The axisymmetric fastening inside the active nozzle of the removable core makes it possible to change the speed of the active medium when changing its diameter, which means the force of dynamic action on the helical spiral and the speed of rotation of the active nozzle at a constant flow rate of the active medium, which leads to an increase in the intensity of mixing of non-Newtonian fluid with the active medium.

The installation on the outer surface of the active nozzle at the beginning of the receiving chamber of the blades of the propeller mixer allows you to direct the flow of non-Newtonian fluid along the active nozzle, dramatically reduce the volume of the stagnant zone in the receiving chamber, which also intensifies the process of mixing the non-Newtonian fluid with the active medium.

In FIG. represented by a jet pump in longitudinal section.
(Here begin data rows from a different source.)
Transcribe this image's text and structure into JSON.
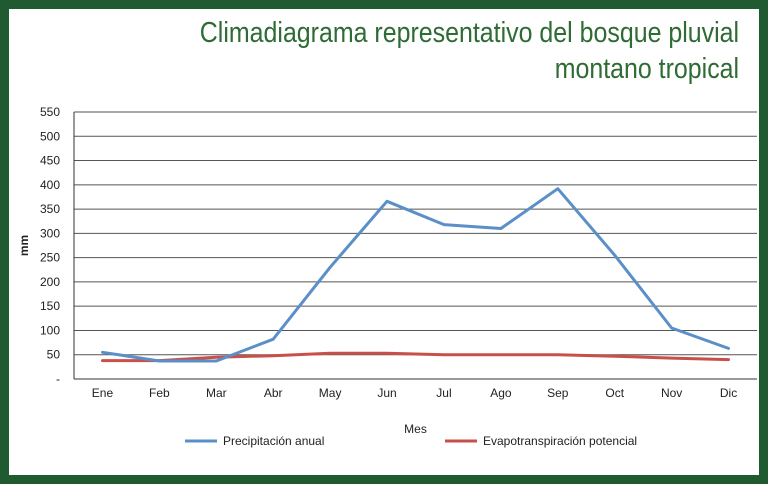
{
  "title_line1": "Climadiagrama representativo del bosque pluvial",
  "title_line2": "montano tropical",
  "colors": {
    "border": "#1f5a30",
    "title": "#2e6b35",
    "precip": "#5b8fc7",
    "evap": "#c9504a",
    "grid": "#555555"
  },
  "chart_data": {
    "type": "line",
    "xlabel": "Mes",
    "ylabel": "mm",
    "ylim": [
      0,
      550
    ],
    "y_ticks": [
      "-",
      "50",
      "100",
      "150",
      "200",
      "250",
      "300",
      "350",
      "400",
      "450",
      "500",
      "550"
    ],
    "categories": [
      "Ene",
      "Feb",
      "Mar",
      "Abr",
      "May",
      "Jun",
      "Jul",
      "Ago",
      "Sep",
      "Oct",
      "Nov",
      "Dic"
    ],
    "grid": true,
    "legend_position": "bottom",
    "series": [
      {
        "name": "Precipitación anual",
        "color": "#5b8fc7",
        "values": [
          55,
          37,
          37,
          82,
          230,
          366,
          318,
          310,
          392,
          255,
          105,
          63
        ]
      },
      {
        "name": "Evapotranspiración potencial",
        "color": "#c9504a",
        "values": [
          38,
          38,
          45,
          48,
          53,
          53,
          50,
          50,
          50,
          47,
          43,
          40
        ]
      }
    ]
  }
}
The jet pump comprises a receiving chamber 1, a mixing chamber 2, an active nozzle 3 mounted rotatably in a radial bearing 4 mounted inside the receiving chamber 1. A spiral spiral 5 is installed on the inner surface of the active nozzle 3, and the blades of the propeller mixer 6 are installed on the outer surface. . In the center of the active nozzle 3, a removable core 7 is mounted axisymmetrically, for which a quick-detachable cover is provided for quick replacement 8. To supply the active medium to the active nozzle 3, an axisymmetrically mounted pa cuttings 9, and for supplying the pumped non-Newtonian fluid in the receiving chamber 1 is set nozzle 10.
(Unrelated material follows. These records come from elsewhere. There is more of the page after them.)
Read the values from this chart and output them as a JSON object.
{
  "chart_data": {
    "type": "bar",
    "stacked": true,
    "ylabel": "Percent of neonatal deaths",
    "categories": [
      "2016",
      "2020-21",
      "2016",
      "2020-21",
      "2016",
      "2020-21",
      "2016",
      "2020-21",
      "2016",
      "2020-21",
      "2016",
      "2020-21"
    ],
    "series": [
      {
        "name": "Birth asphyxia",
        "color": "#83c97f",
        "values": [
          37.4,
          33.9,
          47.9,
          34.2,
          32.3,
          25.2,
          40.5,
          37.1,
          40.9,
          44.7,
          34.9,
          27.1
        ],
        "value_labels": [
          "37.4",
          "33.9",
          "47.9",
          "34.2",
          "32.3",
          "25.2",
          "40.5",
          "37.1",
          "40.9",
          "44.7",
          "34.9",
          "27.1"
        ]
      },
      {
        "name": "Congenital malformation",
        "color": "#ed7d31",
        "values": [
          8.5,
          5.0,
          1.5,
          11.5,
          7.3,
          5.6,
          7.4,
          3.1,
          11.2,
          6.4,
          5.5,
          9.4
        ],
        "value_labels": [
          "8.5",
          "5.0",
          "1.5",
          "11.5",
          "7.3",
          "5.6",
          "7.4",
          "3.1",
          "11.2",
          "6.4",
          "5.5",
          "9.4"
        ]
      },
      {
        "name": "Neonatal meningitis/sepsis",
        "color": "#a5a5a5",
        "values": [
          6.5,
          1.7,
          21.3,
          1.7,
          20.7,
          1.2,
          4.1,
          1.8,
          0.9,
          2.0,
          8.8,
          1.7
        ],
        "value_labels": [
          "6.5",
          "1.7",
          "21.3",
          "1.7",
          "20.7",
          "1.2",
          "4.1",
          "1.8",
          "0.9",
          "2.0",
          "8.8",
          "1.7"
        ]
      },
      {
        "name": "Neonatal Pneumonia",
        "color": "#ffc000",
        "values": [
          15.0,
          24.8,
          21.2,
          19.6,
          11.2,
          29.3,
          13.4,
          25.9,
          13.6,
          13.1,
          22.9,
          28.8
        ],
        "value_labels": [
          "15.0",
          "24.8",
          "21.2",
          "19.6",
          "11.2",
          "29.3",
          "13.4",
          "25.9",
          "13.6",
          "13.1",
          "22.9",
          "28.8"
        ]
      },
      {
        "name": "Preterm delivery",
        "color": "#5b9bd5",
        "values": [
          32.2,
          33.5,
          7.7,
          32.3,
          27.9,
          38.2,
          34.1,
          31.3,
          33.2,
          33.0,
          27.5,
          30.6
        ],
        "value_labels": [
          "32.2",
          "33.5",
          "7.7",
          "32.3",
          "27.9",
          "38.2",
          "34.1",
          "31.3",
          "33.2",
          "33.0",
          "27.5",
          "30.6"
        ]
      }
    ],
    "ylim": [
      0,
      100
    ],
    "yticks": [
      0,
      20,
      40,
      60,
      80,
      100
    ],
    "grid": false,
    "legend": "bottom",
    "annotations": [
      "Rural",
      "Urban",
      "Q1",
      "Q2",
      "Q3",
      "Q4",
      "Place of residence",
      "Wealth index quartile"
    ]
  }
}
The jet pump operates as follows.

An active medium is fed through the nozzle 9 into the rotating active nozzle 3 at high speed, which enters the receiving chamber 1. A non-Newtonian pumped liquid is supplied through the nozzle 10, which is drawn into the rotation in the annular gap between the lateral fixed wall of the receiving chamber 1 of length L and rotating side wall of the active nozzle 3 of length l, and also interacts with the blades of the propeller stirrer 6, which create a circumferential and axial flow. The circumferential flow enhances the effect of reducing the effective viscosity, and the axial flow intensifies the flow of non-Newtonian fluid along the active nozzle 3. The active nozzle 3 receives rotation, with an angular velocity ω, due to the interaction of the active medium with a helical spiral 5. The rotation speed of the active nozzle 3 depends on the diameter d _c removable core 7, the inner diameter d of the active nozzle 3 and the loop height h of the helical coil 5, the values of which are chosen for a particular non-Newtonian fluid, to achieve maximal reduction e effective viscosity. By varying the diameter d _{c of the} removable core 7, it is possible to change the rotation speed of the active nozzle 3. Thus, by increasing the diameter d _c and correspondingly reducing the annular section between the active nozzle 3 and the removable core 7, it is possible to increase the flow velocity of the active medium, its dynamic effect on the helical spiral 5 and the rotation speed active nozzle 3, which leads to a decrease in the effective viscosity of the non-Newtonian fluid and an increase in the intensity of its mixing with the active medium. Non-Newtonian pumped liquid with a reduced effective viscosity begins to flow rapidly in the axial direction and, easily mixed with the active medium, enters the mixing chamber 2.

Thus, the proposed technical solution allows you to pump and mix non-Newtonian fluids of various viscosities with the active medium (Newtonian fluid or gas) at a constant flow rate, by adjusting the speed of rotation of the active nozzle, varying the diameter of the removable core d _c , which makes this unit universal from the point of view of intensive mixing of non-Newtonian fluids with an active medium.

Claims (1)

A jet pump containing a receiving chamber, a mixing chamber, an active nozzle mounted with free rotation, and a helical spiral mounted on the inner surface of the active nozzle, characterized in that a removable core is axisymmetrically fixed inside the active nozzle, and on the outer surface of the active nozzle at the beginning the receiving chamber mounted blades of the propeller stirrer.